The rifle used in the Bain family murders was centre stage again in the High Court in Christchurch today.
Retired forensic scientist Dr Peter Hentschel was told that the rifle he had tested in 1994 had been retested in 1997 by other Environmental Science and Research people, and his findings and the new findings were compared by defence counsel Michael Reed QC.
In the first trial Dr Hentschel told the jury that he saw four fingerprints on the forearm of the rifle.
“Now two of the four fingerprints have vanished,” Mr Reed said.
“I don’t know why they only found two, I did not remove two fingerprints,” Dr Hentschel said.
He agreed with Mr Reed that there were no diagrams or notes taken about the tests on the rifle, so that any new tests would have nothing to be compared with.
He said his work was of the standard that things were carried out in those days.

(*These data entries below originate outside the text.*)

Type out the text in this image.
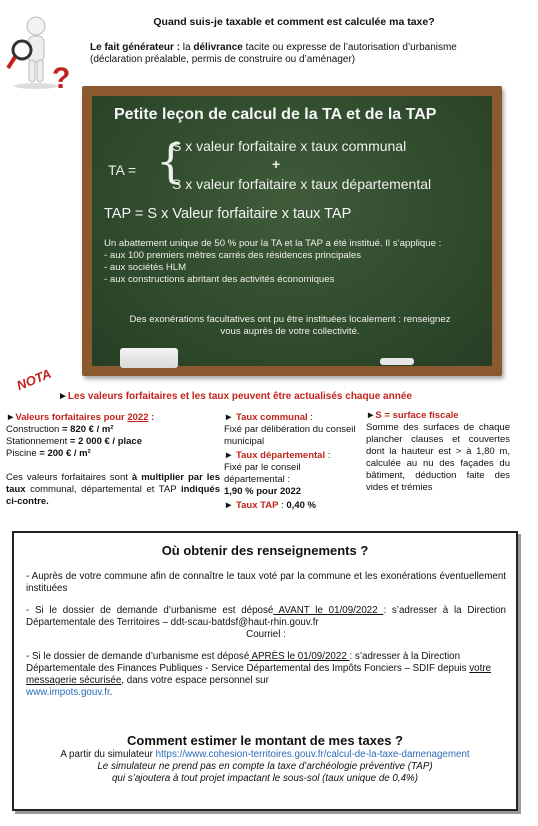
?
Quand suis-je taxable et comment est calculée ma taxe?
Le fait générateur : la délivrance tacite ou expresse de l’autorisation d’urbanisme (déclaration préalable, permis de construire ou d’aménager)
Petite leçon de calcul de la TA et de la TAP
TA = {
S x valeur forfaitaire x taux communal
+
S x valeur forfaitaire x taux départemental
TAP = S x Valeur forfaitaire x taux TAP
Un abattement unique de 50 % pour la TA et la TAP a été institué. Il s’applique :
- aux 100 premiers mètres carrés des résidences principales
- aux sociétés HLM
- aux constructions abritant des activités économiques
Des exonérations facultatives ont pu être instituées localement : renseignez vous auprès de votre collectivité.
NOTA
►Les valeurs forfaitaires et les taux peuvent être actualisés chaque année

►Valeurs forfaitaires pour 2022 :

Construction = 820 € / m²

Stationnement = 2 000 € / place

Piscine = 200 € / m²

Ces valeurs forfaitaires sont à multiplier par les taux communal, départemental et TAP indiqués ci-contre.

► Taux communal :

Fixé par délibération du conseil municipal

► Taux départemental :

Fixé par le conseil départemental :

1,90 % pour 2022

► Taux TAP : 0,40 %

►S = surface fiscale

Somme des surfaces de chaque plancher clauses et couvertes dont la hauteur est > à 1,80 m, calculée au nu des façades du bâtiment, déduction faite des vides et trémies

Où obtenir des renseignements ?

- Auprès de votre commune afin de connaître le taux voté par la commune et les exonérations éventuellement instituées

- Si le dossier de demande d’urbanisme est déposé AVANT le 01/09/2022 : s’adresser à la Direction Départementale des Territoires – ddt-scau-batdsf@haut-rhin.gouv.fr

Courriel :

- Si le dossier de demande d’urbanisme est déposé APRÈS le 01/09/2022 : s’adresser à la Direction Départementale des Finances Publiques - Service Départemental des Impôts Fonciers – SDIF depuis votre messagerie sécurisée, dans votre espace personnel sur
www.impots.gouv.fr.

Comment estimer le montant de mes taxes ?
A partir du simulateur https://www.cohesion-territoires.gouv.fr/calcul-de-la-taxe-damenagement
Le simulateur ne prend pas en compte la taxe d’archéologie préventive (TAP)
qui s’ajoutera à tout projet impactant le sous-sol (taux unique de 0,4%)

He took no notes or photographs of any of the exhibits or work he did at the scene over four days of the first week on the scene at Every Street, Dunedin, and said he was relying on the officer in charge of each room to take the notes.
He was told that other scientists now said there was insufficient recording for re-interpretation of his work to be done.

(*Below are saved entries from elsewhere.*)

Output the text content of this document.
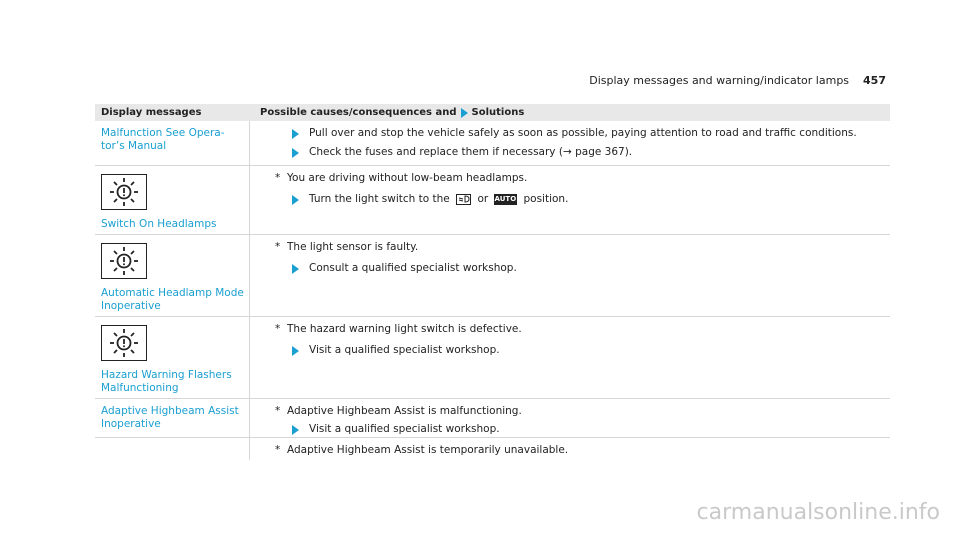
Display messages and warning/indicator lamps 457
Display messages	Possible causes/consequences and Solutions
Malfunction See Opera-
tor’s Manual
Pull over and stop the vehicle safely as soon as possible, paying attention to road and traffic conditions.
Check the fuses and replace them if necessary (→ page 367).
Switch On Headlamps
* You are driving without low-beam headlamps.
Turn the light switch to the	or AUTO position.
Automatic Headlamp Mode
Inoperative
* The light sensor is faulty.
Consult a qualified specialist workshop.
Hazard Warning Flashers
Malfunctioning
* The hazard warning light switch is defective.
Visit a qualified specialist workshop.
Adaptive Highbeam Assist
Inoperative
* Adaptive Highbeam Assist is malfunctioning.
Visit a qualified specialist workshop.
* Adaptive Highbeam Assist is temporarily unavailable.
carmanualsonline.info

He said he believed he had done sufficiently.
The samples he used for his testing have all been destroyed.
He tested a skin sample found in Stephen’s bedroom, and at the first trial told the jury that it was of such a shape as it could have come from the knee of David Bain, but it could not be conclusive.

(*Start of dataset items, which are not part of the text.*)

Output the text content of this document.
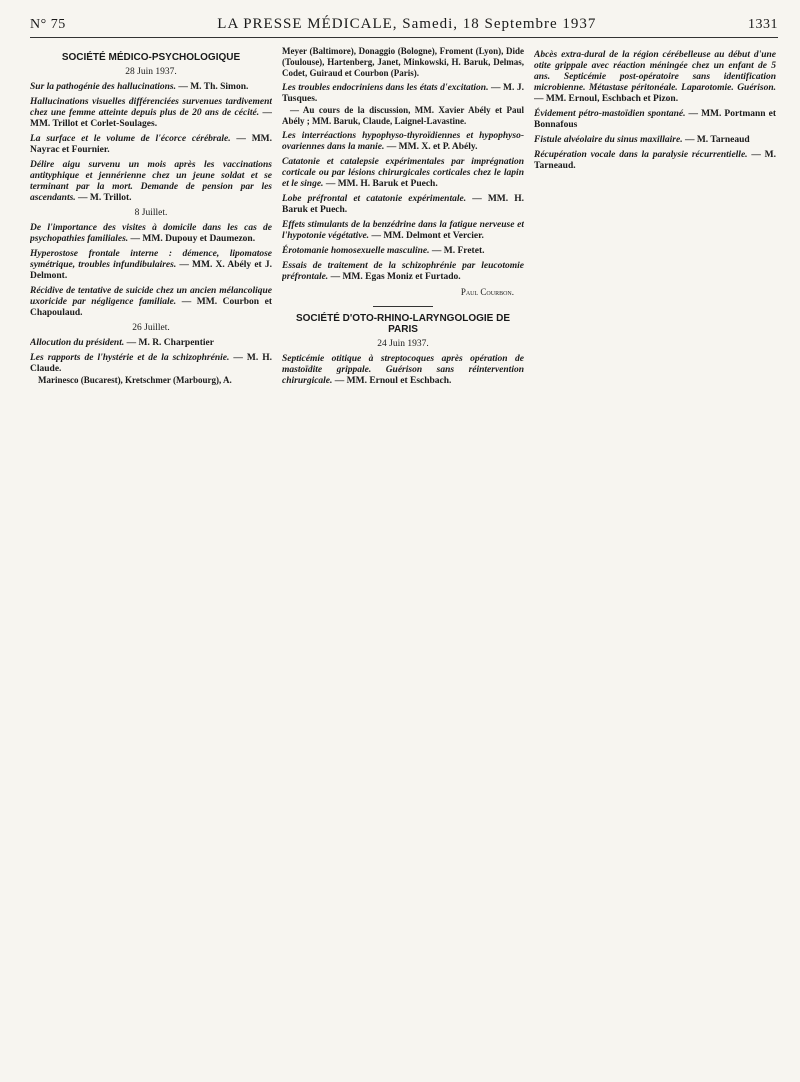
N° 75	LA PRESSE MÉDICALE, Samedi, 18 Septembre 1937	1331
SOCIÉTÉ MÉDICO-PSYCHOLOGIQUE
28 Juin 1937.
Sur la pathogénie des hallucinations. — M. Th. Simon.
Hallucinations visuelles différenciées survenues tardivement chez une femme atteinte depuis plus de 20 ans de cécité. — MM. Trillot et Corlet-Soulages.
La surface et le volume de l'écorce cérébrale. — MM. Nayrac et Fournier.
Délire aigu survenu un mois après les vaccinations antityphique et jennérienne chez un jeune soldat et se terminant par la mort. Demande de pension par les ascendants. — M. Trillot.
8 Juillet.
De l'importance des visites à domicile dans les cas de psychopathies familiales. — MM. Dupouy et Daumezon.
Hyperostose frontale interne : démence, lipomatose symétrique, troubles infundibulaires. — MM. X. Abély et J. Delmont.
Récidive de tentative de suicide chez un ancien mélancolique uxoricide par négligence familiale. — MM. Courbon et Chapoulaud.
26 Juillet.
Allocution du président. — M. R. Charpentier
Les rapports de l'hystérie et de la schizophrénie. — M. H. Claude.

Marinesco (Bucarest), Kretschmer (Marbourg), A.

Meyer (Baltimore), Donaggio (Bologne), Froment (Lyon), Dide (Toulouse), Hartenberg, Janet, Minkowski, H. Baruk, Delmas, Codet, Guiraud et Courbon (Paris).

Les troubles endocriniens dans les états d'excitation. — M. J. Tusques.

— Au cours de la discussion, MM. Xavier Abély et Paul Abély ; MM. Baruk, Claude, Laignel-Lavastine.

Les interréactions hypophyso-thyroïdiennes et hypophyso-ovariennes dans la manie. — MM. X. et P. Abély.
Catatonie et catalepsie expérimentales par imprégnation corticale ou par lésions chirurgicales corticales chez le lapin et le singe. — MM. H. Baruk et Puech.
Lobe préfrontal et catatonie expérimentale. — MM. H. Baruk et Puech.
Effets stimulants de la benzédrine dans la fatigue nerveuse et l'hypotonie végétative. — MM. Delmont et Vercier.
Érotomanie homosexuelle masculine. — M. Fretet.
Essais de traitement de la schizophrénie par leucotomie préfrontale. — MM. Egas Moniz et Furtado.
Paul Courbon.
SOCIÉTÉ D'OTO-RHINO-LARYNGOLOGIE DE PARIS
24 Juin 1937.
Septicémie otitique à streptocoques après opération de mastoïdite grippale. Guérison sans réintervention chirurgicale. — MM. Ernoul et Eschbach.
Abcès extra-dural de la région cérébelleuse au début d'une otite grippale avec réaction méningée chez un enfant de 5 ans. Septicémie post-opératoire sans identification microbienne. Métastase péritonéale. Laparotomie. Guérison. — MM. Ernoul, Eschbach et Pizon.
Évidement pétro-mastoïdien spontané. — MM. Portmann et Bonnafous
Fistule alvéolaire du sinus maxillaire. — M. Tarneaud
Récupération vocale dans la paralysie récurrentielle. — M. Tarneaud.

It is now known — because the sample was kept in Melbourne and retested — that the skin came from Stephen Bain.
On re-examination, crown prosecutor Keiran Raftery asked Dr Hentschel if he had been asked by anyone to help them interpret his work.
He said he had not been approached by experts or defence counsel.
David Cullen Bain denies charges of murdering five members of his family at their family home in 1994. The retrial before Justice Graham Panckhurst and a jury is in its 18th day.